While some experts suggest Ankara may be employing a “free-rider strategy”—benefiting from the stability created by US diplomacy without incurring the risks of direct entanglement—this approach yields massive long-term losses. The comprehensive connectivity offered by the TRIPP initiative could fundamentally elevate Turkey’s strategic value as a central hub in Eurasia. Economists and retired ambassadors agree that diversified links, secured by an open border with Armenia, would significantly increase Turkey’s value to the European Union, boost its export competitiveness, and provide crucial leverage against Russia.
Furthermore, Turkey’s existing reliance on Georgia as the single access point to the vital Middle Corridor trade route is fraught with increasing political risk, exacerbated by the political crisis and democratic decline in Tbilisi. By failing to diversify its connectivity through Armenia, Ankara leaves itself vulnerable and weakens its continental role.
From Partisan Patron to Peacemaker: The “3D Strategy”
Since the 2020 Nagorno-Karabakh conflict, Turkey’s decisive military and political support disproportionately favored Baku, reinforcing a geopolitics of war and weakening the fragile multilateral peace frameworks. For Turkey to move beyond its role as a “partisan patron” and assume the mantle of a responsible regional peacemaker, it must execute a proactive “3D Strategy”:
- Deny: Deny Azerbaijan de facto veto power over Turkey’s regional policies and publicly and formally reject the revisionist “Zangezur Corridor” terminology in favor of the norms-based TRIPP/reciprocity framework.
- Delink: Delink the normalization process with Armenia (including the land border opening for trade and tourism) from the protracted and complex Armenia-Azerbaijan peace treaty negotiations.
- Diversify: Diversify Turkey’s engagement in the South Caucasus by actively championing open regionalism and building institutional cooperation frameworks that involve both Yerevan and Baku, thereby creating regional stability as a shared public good.
This three-pronged strategy would unlock significant opportunities for Ankara to exercise both normative and institutional leadership. By clearly reaffirming its commitment to the nonaggression and territorial integrity of all states in the region, Turkey can gain the credibility necessary to serve as an effective broker and partner for the West.
Conclusion: Leadership, Credibility, and Continental Ambition
The Washington agreement presents Turkey with a clear choice: either revert to the old playbook, prioritizing short-term political gains and maintaining the exclusionary “corridor” logic, or fully embrace its role as a Eurasian middle power.
By continuing to use revisionist terminology and effectively keeping the Armenian border closed, Ankara risks undermining the rules-based order the Washington deal sought to strengthen.

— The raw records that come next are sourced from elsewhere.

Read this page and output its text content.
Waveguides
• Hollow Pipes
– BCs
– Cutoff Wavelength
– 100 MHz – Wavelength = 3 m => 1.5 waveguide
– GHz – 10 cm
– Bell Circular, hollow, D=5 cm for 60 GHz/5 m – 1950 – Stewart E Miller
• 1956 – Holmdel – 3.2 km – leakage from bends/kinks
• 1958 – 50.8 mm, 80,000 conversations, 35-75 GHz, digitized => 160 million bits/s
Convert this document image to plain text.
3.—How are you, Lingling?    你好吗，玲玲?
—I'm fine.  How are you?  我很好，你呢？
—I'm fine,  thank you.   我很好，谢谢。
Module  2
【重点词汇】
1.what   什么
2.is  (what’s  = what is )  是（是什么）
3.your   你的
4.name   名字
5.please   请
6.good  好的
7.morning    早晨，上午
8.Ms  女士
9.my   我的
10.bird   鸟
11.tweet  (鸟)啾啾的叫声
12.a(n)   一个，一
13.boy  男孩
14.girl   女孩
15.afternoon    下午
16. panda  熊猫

This path would generate long-term strategic losses by limiting Turkey’s continental ambitions and yielding leverage to rival powers.
Conversely, by implementing the 3D strategy, Turkey can emerge as the critical implementing actor of the Washington agreement. A Turkey-Armenia rapprochement and a fully opened border would catalyze regional transformation, create new economic stakeholders invested in long-term peace, and provide the infrastructure connectivity needed to realize Turkey’s potential as a bridge between East and West. Given the ongoing volatility in the Middle East, stability and connectivity in the South Caucasus are no longer optional—they are essential for the Turkish eagle to truly soar.